In 1984 Rane enrolled in Harvard Business School's owner/president management program. While in the program two case studies resulted in Rane to having "an epiphany" on how grow his company to greater heights. The first case study of a large lumber company illustrated Great Southern Wood's need for additional capital and the second case study of Perdue Farms illustrated the need to successfully brand and market a highly commodified product. Rane would obtain $1 million in capital to expand his operations and by 1986 the company had grown to the point in which he was able to quit his second job as a lawyer. In the 1980s he began to market his products through college football, the most popular sport in the Southern United States, by sponsoring athletic departments, radio and TV programs related to the sport and hiring coaches as spokesmen. By the end of the 1990s over 20 different college football coaches had served spokesmen for the company including Bobby Bowden, Tommy Tuberville, Gene Stallings and Pat Dye, with the latter two joining the company’s board of directors upon their retirements. By the turn of the century, the company had grown to one of the largest in the industry.

=== YellaWood ===
In 2004 Great Southern Wood branded its products as YellaWood. In order to promote the brand Rane began appearing in serialized commercials as a cowboy nicknamed "the Yella Fella". The comedic commercials were extremely popular, with "the Yella Fella" being awarded the Bronze Wrangler Award by the National Cowboy & Western Heritage Museum. The commercials ran until 2012. Since 2020, Great Southern Wood has sponsored the YellaWood 500 NASCAR race at Talladega Superspeedway.

In the 21st century Great Southern Wood Preservation has grown into the world's largest pressure treated lumber producer with operations in over 25 countries. In 2016 Forbes named Rane the richest person in the state of Alabama, a title he has maintained every year since. He has an estimated net worth of 1.2 billion dollars.

Despite the growth of Great Southern Wood Preserving into the largest pressure-treated lumber producer in the world, Rane has elected to keep the company’s headquarters in his hometown of Abbeville, a geographically isolated town of just 2,000 people, rather than moving to a larger market. The company has revitalized the town’s previously struggling economy and downtown area, with Rane purchasing and restoring several historical buildings with the goal of preserving the town’s character.
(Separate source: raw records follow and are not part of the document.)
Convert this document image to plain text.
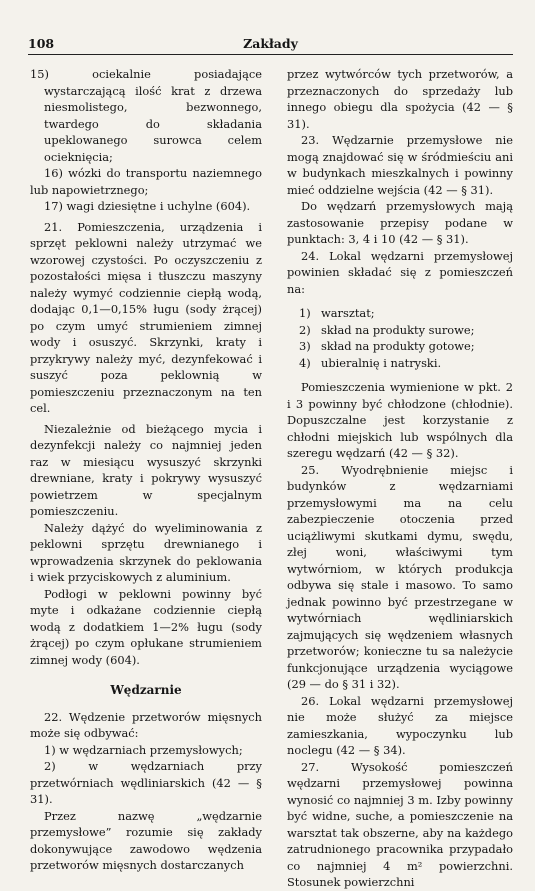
108	Zakłady

15) ociekalnie posiadające wystarczającą ilość krat z drzewa niesmolistego, bezwonnego, twardego do składania upeklowanego surowca celem ocieknięcia;

16) wózki do transportu naziemnego lub napowietrznego;

17) wagi dziesiętne i uchylne (604).

21. Pomieszczenia, urządzenia i sprzęt peklowni należy utrzymać we wzorowej czystości. Po oczyszczeniu z pozostałości mięsa i tłuszczu maszyny należy wymyć codziennie ciepłą wodą, dodając 0,1—0,15% ługu (sody żrącej) po czym umyć strumieniem zimnej wody i osuszyć. Skrzynki, kraty i przykrywy należy myć, dezynfekować i suszyć poza peklownią w pomieszczeniu przeznaczonym na ten cel.

Niezależnie od bieżącego mycia i dezynfekcji należy co najmniej jeden raz w miesiącu wysuszyć skrzynki drewniane, kraty i pokrywy wysuszyć powietrzem w specjalnym pomieszczeniu.

Należy dążyć do wyeliminowania z peklowni sprzętu drewnianego i wprowadzenia skrzynek do peklowania i wiek przyciskowych z aluminium.

Podłogi w peklowni powinny być myte i odkażane codziennie ciepłą wodą z dodatkiem 1—2% ługu (sody żrącej) po czym opłukane strumieniem zimnej wody (604).

Wędzarnie

22. Wędzenie przetworów mięsnych może się odbywać:

1) w wędzarniach przemysłowych;

2) w wędzarniach przy przetwórniach wędliniarskich (42 — § 31).

Przez nazwę „wędzarnie przemysłowe” rozumie się zakłady dokonywujące zawodowo wędzenia przetworów mięsnych dostarczanych

przez wytwórców tych przetworów, a przeznaczonych do sprzedaży lub innego obiegu dla spożycia (42 — § 31).

23. Wędzarnie przemysłowe nie mogą znajdować się w śródmieściu ani w budynkach mieszkalnych i powinny mieć oddzielne wejścia (42 — § 31).

Do wędzarń przemysłowych mają zastosowanie przepisy podane w punktach: 3, 4 i 10 (42 — § 31).

24. Lokal wędzarni przemysłowej powinien składać się z pomieszczeń na:

1) warsztat;
2) skład na produkty surowe;
3) skład na produkty gotowe;
4) ubieralnię i natryski.

Pomieszczenia wymienione w pkt. 2 i 3 powinny być chłodzone (chłodnie). Dopuszczalne jest korzystanie z chłodni miejskich lub wspólnych dla szeregu wędzarń (42 — § 32).

25. Wyodrębnienie miejsc i budynków z wędzarniami przemysłowymi ma na celu zabezpieczenie otoczenia przed uciążliwymi skutkami dymu, swędu, złej woni, właściwymi tym wytwórniom, w których produkcja odbywa się stale i masowo. To samo jednak powinno być przestrzegane w wytwórniach wędliniarskich zajmujących się wędzeniem własnych przetworów; konieczne tu sa należycie funkcjonujące urządzenia wyciągowe (29 — do § 31 i 32).

26. Lokal wędzarni przemysłowej nie może służyć za miejsce zamieszkania, wypoczynku lub noclegu (42 — § 34).

27. Wysokość pomieszczeń wędzarni przemysłowej powinna wynosić co najmniej 3 m. Izby powinny być widne, suche, a pomieszczenie na warsztat tak obszerne, aby na każdego zatrudnionego pracownika przypadało co najmniej 4 m² powierzchni. Stosunek powierzchni
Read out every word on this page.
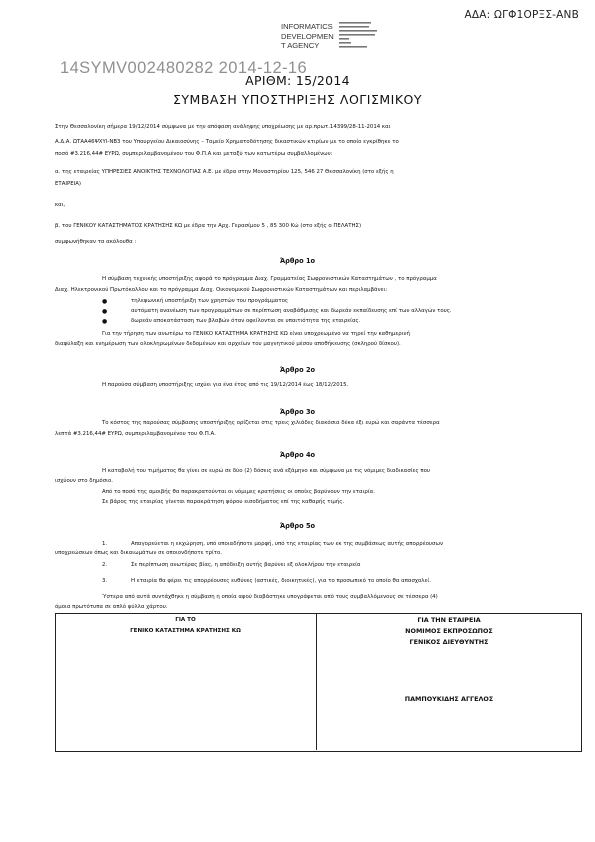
ΑΔΑ: ΩΓΦ1ΟΡΞΣ-ΑΝΒ
INFORMATICS
DEVELOPMEN
T AGENCY
14SYMV002480282 2014-12-16
ΑΡΙΘΜ: 15/2014
ΣΥΜΒΑΣΗ ΥΠΟΣΤΗΡΙΞΗΣ ΛΟΓΙΣΜΙΚΟΥ
Στην Θεσσαλονίκη σήμερα 19/12/2014 σύμφωνα με την απόφαση ανάληψης υποχρέωσης με αρ.πρωτ.14399/28-11-2014 και
Α.Δ.Α. ΩΤΑΑ46ΨΧΥΙ-ΝΒ3 του Υπουργείου Δικαιοσύνης – Ταμείο Χρηματοδότησης δικαστικών κτιρίων με το οποίο εγκρίθηκε το
ποσό #3.216,44# ΕΥΡΩ, συμπεριλαμβανομένου του Φ.Π.Α και μεταξύ των κατωτέρω συμβαλλομένων:
α. της εταιρείας ΥΠΗΡΕΣΙΕΣ ΑΝΟΙΚΤΗΣ ΤΕΧΝΟΛΟΓΙΑΣ Α.Ε. με έδρα στην Μοναστηρίου 125, 546 27 Θεσσαλονίκη (στο εξής η
ΕΤΑΙΡΕΙΑ)
και,
β. του ΓΕΝΙΚΟΥ ΚΑΤΑΣΤΗΜΑΤΟΣ ΚΡΑΤΗΣΗΣ ΚΩ με έδρα την Αρχ. Γερασίμου 5 , 85 300 Κώ (στο εξής ο ΠΕΛΑΤΗΣ)
συμφωνήθηκαν τα ακόλουθα :
Άρθρο 1ο
Η σύμβαση τεχνικής υποστήριξης αφορά το πρόγραμμα Διαχ. Γραμματείας Σωφρονιστικών Καταστημάτων , το πρόγραμμα
Διαχ. Ηλεκτρονικού Πρωτόκολλου και το πρόγραμμα Διαχ. Οικονομικού Σωφρονιστικών Καταστημάτων και περιλαμβάνει:
●	τηλεφωνική υποστήριξη των χρηστών του προγράμματος
●	αυτόματη ανανέωση των προγραμμάτων σε περίπτωση αναβάθμισης και δωρεάν εκπαίδευσης επί των αλλαγών τους.
●	δωρεάν αποκατάσταση των βλαβών όταν οφείλονται σε υπαιτιότητα της εταιρείας.
Για την τήρηση των ανωτέρω το ΓΕΝΙΚΟ ΚΑΤΑΣΤΗΜΑ ΚΡΑΤΗΣΗΣ ΚΩ είναι υποχρεωμένο να τηρεί την καθημερινή
διαφύλαξη και ενημέρωση των ολοκληρωμένων δεδομένων και αρχείων του μαγνητικού μέσου αποθήκευσης (σκληρού δίσκου).
Άρθρο 2ο
Η παρούσα σύμβαση υποστήριξης ισχύει για ένα έτος από τις 19/12/2014 έως 18/12/2015.
Άρθρο 3ο
Το κόστος της παρούσας σύμβασης υποστήριξης ορίζεται στις τρεις χιλιάδες διακόσια δέκα έξι ευρώ και σαράντα τέσσερα
λεπτά #3.216,44# ΕΥΡΩ, συμπεριλαμβανομένου του Φ.Π.Α.
Άρθρο 4ο
Η καταβολή του τιμήματος θα γίνει σε ευρώ σε δύο (2) δόσεις ανά εξάμηνο και σύμφωνα με τις νόμιμες διαδικασίες που
ισχύουν στο δημόσιο.
Από το ποσό της αμοιβής θα παρακρατούνται οι νόμιμες κρατήσεις οι οποίες βαρύνουν την εταιρία.
Σε βάρος της εταιρίας γίνεται παρακράτηση φόρου εισοδήματος επί της καθαρής τιμής.
Άρθρο 5ο
1.	Απαγορεύεται η εκχώρηση, υπό οποιαδήποτε μορφή, υπό της εταιρίας των εκ της συμβάσεως αυτής απορρέουσων
υποχρεώσεων όπως και δικαιωμάτων σε οποιονδήποτε τρίτο.
2.	Σε περίπτωση ανωτέρας βίας, η απόδειξη αυτής βαρύνει εξ ολοκλήρου την εταιρεία
3.	Η εταιρία θα φέρει τις απορρέουσες ευθύνες (αστικές, διοικητικές), για το προσωπικό το οποίο θα απασχολεί.
Ύστερα από αυτά συντάχθηκε η σύμβαση η οποία αφού διαβάστηκε υπογράφεται από τους συμβαλλόμενους σε τέσσερα (4)
όμοια πρωτότυπα σε απλό φύλλα χάρτου.
ΓΙΑ ΤΟ
ΓΕΝΙΚΟ ΚΑΤΑΣΤΗΜΑ ΚΡΑΤΗΣΗΣ ΚΩ
ΓΙΑ ΤΗΝ ΕΤΑΙΡΕΙΑ
ΝΟΜΙΜΟΣ ΕΚΠΡΟΣΩΠΟΣ
ΓΕΝΙΚΟΣ ΔΙΕΥΘΥΝΤΗΣ
ΠΑΜΠΟΥΚΙΔΗΣ ΑΓΓΕΛΟΣ
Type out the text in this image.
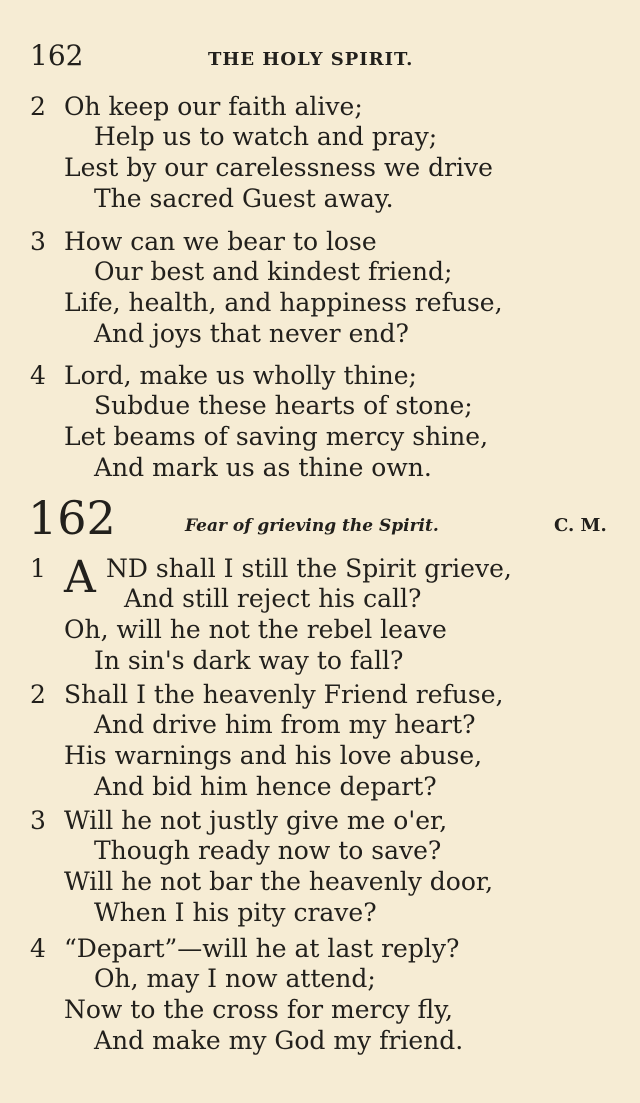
162	THE HOLY SPIRIT.
2 Oh keep our faith alive;
Help us to watch and pray;
Lest by our carelessness we drive
The sacred Guest away.
3 How can we bear to lose
Our best and kindest friend;
Life, health, and happiness refuse,
And joys that never end?
4 Lord, make us wholly thine;
Subdue these hearts of stone;
Let beams of saving mercy shine,
And mark us as thine own.
162	Fear of grieving the Spirit.	C. M.
1 A ND shall I still the Spirit grieve,
And still reject his call?
Oh, will he not the rebel leave
In sin's dark way to fall?
2 Shall I the heavenly Friend refuse,
And drive him from my heart?
His warnings and his love abuse,
And bid him hence depart?
3 Will he not justly give me o'er,
Though ready now to save?
Will he not bar the heavenly door,
When I his pity crave?
4 “Depart”—will he at last reply?
Oh, may I now attend;
Now to the cross for mercy fly,
And make my God my friend.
In September 2025, Rane stepped down as CEO of Great Southern Wood Preserving. Rane still serves as board chairman.

==Personal life==
Rane resides in his home town of Abbeville. Rane has been a member of the board of trustees at his alma mater of Auburn University since 1999. He is a significant donor to the university, donating $12.5 million to a new culinary science center for the school in 2017. Rane is also a prominent athletic booster for Auburn. He is the founder of the Jimmy Rane Foundation which has awarded over 600 scholarships since its establishment in 2000.